Bir gün üstadı, bal kabının dibini parmağıyla sıyırıp, ağzına uzatınca, hem balı yalar, hem de üstadının parmağını ısırır. Kaşlarını çatan üstadı, bir tokat akşeder yüzüne. Üstadı Celal sıfatıyla kendisine tecelli eder. Daha sonra ısırmasının bedeli olarak ön dişleri düşer. Dişlerini tamir ettirmez.

Bir dönem evinin bir köşesinde inzivaya çekilir. Cuma günleri hariç, hiç dışarı çıkmaz. Sadece ziyaretine gelenleri kabul eder.

Eve kapandığı bu dönemde, dışa açık bir penceresi olmayan karanlık bir oda da iki yıl hiç dışarı çıkmadan risale yazar.

Yazdığı risalelerden biri de Yirmi Dokuzuncu Söz’dür. 

Bahçesinde, üstadı ile oturup ders yaptığı yeri, daha sonra oda haline getirip, bütün misafirlerini orada kabul edecek ve dersleri de orada yapacaktır.

Gençliğinde sokağa çıkarken hava yağışlı olsun olmasın, şemsiyesini eksik etmezdi. Na-mahreme ve harama bakmamak içindi.

Bir gün hastanede bir hemşire hanım tansiyonunu ölçerken, kendisinin yüzüne bakmaz, başını yan tarafa çevirir hemşire hanım. “Ne o kızım? Yoksa bende utanacak bir hal gördün de mi yüzünü çeviriyorsun?”

Hemşire hanımın yüzü kızarır ve utanarak: “Hayır efendim! Başım açık olduğu için sizden utandım” der.

1983 yılının Ocak ayında kısmi felç geçirir. Sonra felçten nasıl iyileştiğini şöyle açıklar:

“Rüyamda kapı çalındı. Kapıyı açtım. Yüzü peçeli bir zat, elinde bir şırınga vardı. O iğneyi felçli tarafıma batırdı. Sabah kalktığımda kolumun iyileştiğini gördüm.”   

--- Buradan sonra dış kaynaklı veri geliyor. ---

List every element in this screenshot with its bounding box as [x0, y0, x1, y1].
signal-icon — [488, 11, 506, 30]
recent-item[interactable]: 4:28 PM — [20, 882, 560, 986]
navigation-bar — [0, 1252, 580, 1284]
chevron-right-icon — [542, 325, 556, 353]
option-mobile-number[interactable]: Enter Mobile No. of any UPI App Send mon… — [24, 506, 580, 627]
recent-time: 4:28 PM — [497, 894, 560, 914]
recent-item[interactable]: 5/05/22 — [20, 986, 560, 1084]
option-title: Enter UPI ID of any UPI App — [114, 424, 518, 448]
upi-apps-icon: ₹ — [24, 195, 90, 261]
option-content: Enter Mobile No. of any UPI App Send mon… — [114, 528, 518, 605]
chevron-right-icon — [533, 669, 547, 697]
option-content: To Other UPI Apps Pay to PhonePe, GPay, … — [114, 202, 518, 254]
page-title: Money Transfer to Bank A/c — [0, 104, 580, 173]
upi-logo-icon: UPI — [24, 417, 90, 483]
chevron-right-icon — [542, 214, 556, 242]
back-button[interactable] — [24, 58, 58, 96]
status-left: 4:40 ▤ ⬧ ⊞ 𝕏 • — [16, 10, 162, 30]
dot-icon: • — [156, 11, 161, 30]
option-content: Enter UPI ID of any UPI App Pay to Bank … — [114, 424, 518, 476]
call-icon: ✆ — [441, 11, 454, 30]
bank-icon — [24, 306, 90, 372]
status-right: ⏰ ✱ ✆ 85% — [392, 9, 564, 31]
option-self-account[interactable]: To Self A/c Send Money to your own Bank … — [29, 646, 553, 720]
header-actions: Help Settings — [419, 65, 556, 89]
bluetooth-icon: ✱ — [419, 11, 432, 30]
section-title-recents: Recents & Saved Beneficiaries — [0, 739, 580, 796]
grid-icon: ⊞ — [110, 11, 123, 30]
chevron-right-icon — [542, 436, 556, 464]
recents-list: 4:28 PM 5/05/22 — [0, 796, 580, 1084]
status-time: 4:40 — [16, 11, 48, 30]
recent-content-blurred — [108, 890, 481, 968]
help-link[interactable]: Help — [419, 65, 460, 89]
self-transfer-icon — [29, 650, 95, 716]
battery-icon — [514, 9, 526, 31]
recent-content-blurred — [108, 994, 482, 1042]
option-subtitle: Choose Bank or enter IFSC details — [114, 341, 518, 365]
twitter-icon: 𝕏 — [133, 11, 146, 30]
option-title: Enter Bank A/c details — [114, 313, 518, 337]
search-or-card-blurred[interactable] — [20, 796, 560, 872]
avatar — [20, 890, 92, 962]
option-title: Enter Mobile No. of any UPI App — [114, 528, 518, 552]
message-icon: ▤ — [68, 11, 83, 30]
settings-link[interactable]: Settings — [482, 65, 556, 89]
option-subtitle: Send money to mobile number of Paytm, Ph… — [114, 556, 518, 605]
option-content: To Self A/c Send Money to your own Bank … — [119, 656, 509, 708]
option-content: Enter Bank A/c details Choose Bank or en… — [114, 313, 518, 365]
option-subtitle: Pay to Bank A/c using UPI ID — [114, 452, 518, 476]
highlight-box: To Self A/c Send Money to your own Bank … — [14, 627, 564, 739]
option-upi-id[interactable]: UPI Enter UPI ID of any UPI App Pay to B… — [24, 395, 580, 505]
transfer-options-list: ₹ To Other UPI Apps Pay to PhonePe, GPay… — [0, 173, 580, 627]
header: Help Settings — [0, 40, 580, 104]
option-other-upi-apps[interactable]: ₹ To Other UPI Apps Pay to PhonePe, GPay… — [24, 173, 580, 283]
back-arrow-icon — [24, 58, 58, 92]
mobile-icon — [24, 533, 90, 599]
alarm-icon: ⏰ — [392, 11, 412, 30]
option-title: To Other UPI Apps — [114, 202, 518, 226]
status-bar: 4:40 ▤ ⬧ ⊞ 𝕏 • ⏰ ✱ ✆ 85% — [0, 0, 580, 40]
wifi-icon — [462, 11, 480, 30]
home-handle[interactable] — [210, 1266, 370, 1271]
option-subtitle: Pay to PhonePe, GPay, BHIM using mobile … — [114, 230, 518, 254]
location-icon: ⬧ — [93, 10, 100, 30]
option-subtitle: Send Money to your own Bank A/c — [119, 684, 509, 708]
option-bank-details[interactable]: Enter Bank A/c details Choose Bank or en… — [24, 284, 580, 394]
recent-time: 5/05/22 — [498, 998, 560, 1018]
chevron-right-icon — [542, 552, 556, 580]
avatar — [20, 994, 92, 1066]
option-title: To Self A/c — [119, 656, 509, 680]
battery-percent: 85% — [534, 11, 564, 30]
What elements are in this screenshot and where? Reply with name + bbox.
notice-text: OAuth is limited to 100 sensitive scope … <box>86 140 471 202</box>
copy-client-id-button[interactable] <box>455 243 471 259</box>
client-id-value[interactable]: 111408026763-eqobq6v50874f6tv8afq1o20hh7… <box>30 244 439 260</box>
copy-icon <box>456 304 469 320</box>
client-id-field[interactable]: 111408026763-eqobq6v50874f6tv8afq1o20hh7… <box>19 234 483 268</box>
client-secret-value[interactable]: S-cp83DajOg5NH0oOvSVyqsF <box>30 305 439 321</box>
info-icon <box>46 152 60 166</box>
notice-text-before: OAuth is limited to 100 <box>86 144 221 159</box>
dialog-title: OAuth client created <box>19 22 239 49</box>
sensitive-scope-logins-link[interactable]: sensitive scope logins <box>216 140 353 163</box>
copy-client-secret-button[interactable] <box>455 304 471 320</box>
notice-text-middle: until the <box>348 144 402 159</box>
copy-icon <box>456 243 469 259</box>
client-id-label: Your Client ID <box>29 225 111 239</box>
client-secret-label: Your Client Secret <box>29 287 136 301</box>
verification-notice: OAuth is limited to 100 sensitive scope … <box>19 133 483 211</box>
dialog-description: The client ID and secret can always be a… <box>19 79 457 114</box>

Çocukluk, gençlik, askerlik, hapishane hayatı dahil, yüzüne hiç ustura vurdurtmamıştır. Yani sakalını hiç tıraş etmemiştir.

Hatta Afyon hapsinde üstadıyla beraber yatarken mahkumları tıraş etmek için sıraya sokarlar. Kendisi de sıradadır.

Üstadı da yukarıdan, kaldığı tecrit odasının penceresinden kendisine endişe etmemesi anlamında el sallamış.

Sıra kendisine geldiği anda, dört-beş kişinin katili olan bir mahkum ileri atılır ve: “Heyt! Bu sümbül gibi sakalı kesecek olanın ben başını keserim” der.

Ve sakalına dokunamıyorlar. Ayrıca sakalı bir dereceye kadar büyüdükten sonra hiç uzamıyor.

Risale-i Nurları yazan, fakat çok sigara içen birine şunu söyledi: “Kardeşim! Küfr-ü mutlak zamanı. Karşımızda küfr-ü mutlak varken, sigarayla uğraşacak vaktimiz yok!”

Yakınlarından biri, kendisi için vefat ederse, biz kime dert anlatmaya, çare aramaya gideriz diye içinden geçirir. Hemen ona dönerek: “Kardeşim, eğer bir sıkıntınız olursa, kabrime gelip bana anlatırsınız!” der.

Hakkında yazılacak ve konuşulacak bir çok şeyler olmasına rağmen, şimdilik bu kadarla iktifa edelim diyoruz.

Eh artık kendisine bir de Fatiha okursak yazıyı yazmanın ve okumanın ücretini ödemiş oluruz.